At the end of the nineteenth century in many countries, including the United States, movements developed for the public ownership of vital natural resources. Municipal ownership of power companies was a major movement in the United States and of course the Tennessee Valley Authority, when it was established by the New Deal government in 1933, was seen as the beginning of a national public energy policy.

The Constitution of Revolutionary Mexico in 1917 established the principle of public ownership of subsoil minerals before the Soviet revolution took place, and many other countries sought to establish such principals. The Soviet Union, which became the world’s largest single oil producer, developed its industry under socialist conditions.

While the Reagan Bush reactionaries and their friends through the world went 'back' to a bogus laissez-faire capitalism, we who oppose besides criticizing their obvious failures them can and should revive the many plans and programs for social and economic planning up to and including socialism which developed in opposition to laissez-faire capitalism and served as the basis for social progress through the 20th century.

What is needed is an international energy policy, one that is public and actively seeks to regulate and eventually internationalize the multi-national oil companies while developing alternative sources of energy that reduce dependence upon non-renewable fossil fuels. Conservatives and those who are frightened of anything that is not in the mainstream will shut their eyes and ears to such a suggestion, but the masses of people who are suffering from the absence of such a policy through the world will be ready to listen.
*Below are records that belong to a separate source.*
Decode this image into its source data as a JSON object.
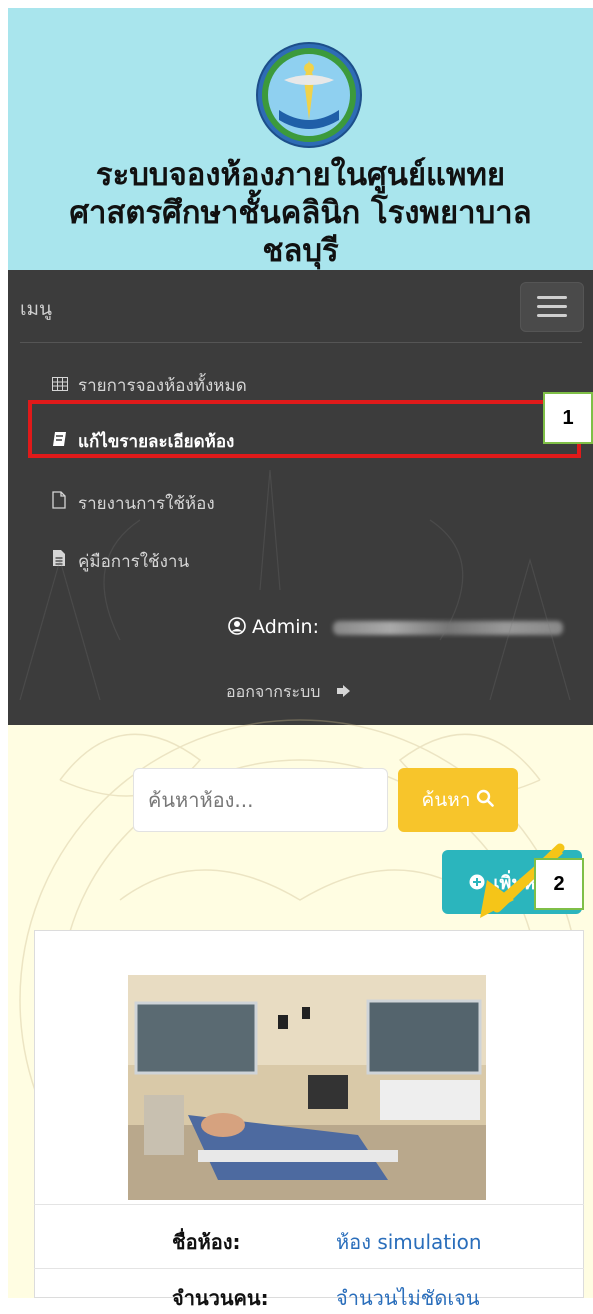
{
  "header": {
    "title_line1": "ระบบจองห้องภายในศูนย์แพทย",
    "title_line2": "ศาสตรศึกษาชั้นคลินิก โรงพยาบาล",
    "title_line3": "ชลบุรี"
  },
  "navbar": {
    "menu_label": "เมนู",
    "items": [
      {
        "label": "รายการจองห้องทั้งหมด",
        "icon": "table-icon"
      },
      {
        "label": "แก้ไขรายละเอียดห้อง",
        "icon": "book-icon",
        "active": true
      },
      {
        "label": "รายงานการใช้ห้อง",
        "icon": "file-icon"
      },
      {
        "label": "คู่มือการใช้งาน",
        "icon": "file-text-icon"
      }
    ],
    "admin_label": "Admin:",
    "logout_label": "ออกจากระบบ"
  },
  "annotations": {
    "badge1": "1",
    "badge2": "2"
  },
  "search": {
    "placeholder": "ค้นหาห้อง...",
    "button_label": "ค้นหา"
  },
  "add_button_label": "เพิ่มห้อง",
  "room": {
    "name_label": "ชื่อห้อง:",
    "name_value": "ห้อง simulation",
    "capacity_label": "จำนวนคน:",
    "capacity_value": "จำนวนไม่ชัดเจน"
  },
  "colors": {
    "header_bg": "#a9e5ed",
    "navbar_bg": "#3c3c3c",
    "search_button": "#f7c52b",
    "add_button": "#2bb5bd",
    "highlight_box": "#e01a1a",
    "arrow": "#f5c518"
  }
}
First, progressive forces in the U.S. should take the lead in establishing a national energy authority that would reregulate energy production and prices but in a socially responsible way, eliminating the oil depletion allowance and other irrational corporate tax breaks, rewarding alternative energy innovation and conservation, and establishing a public energy sector modeled after the TVA, which capitalists like to forget was enormously successful and efficient in producing low cost power. The U.S. could also begin to work with and learn from nations like Japan and Germany which have continued to develop energy conservation programs while conservative governments since Reagan have ignored or actively opposed such programs.

Working with and through the United Nations to develop global and regional energy authorities to both diversify energy sources, regulate the multi-national oil companies and also begin to achieve the necessary economic and social development in the Middle East, the republics of the former Soviet Union, Africa, and Latin America that will make those energy producing regions far more stable and far less subject to disruptions of production, would be the next step. Along with international labor standards, nutrition, housing and health care standards, energy resources literally cry out for an international planning process that is in the interest of the world’s people, not the 'investors' and the 'market.'

If this sounds utopian, readers should ask themselves what the alternatives are. Many of the programs mentioned in this article have been carried forward in many countries at the national level in the past, often with great success, even though many have been reversed because of the political power of oil companies and their allies who are very adept at encouraging voters to cut off their noses to spite their faces.

It is much easier and cheaper to plan to prevent crises than to respond to crises. To look to the 'market' and the 'law of supply and demand' to solve all problems is rather like jumping off a building without looking at its size and expecting to be protected by the law of gravity.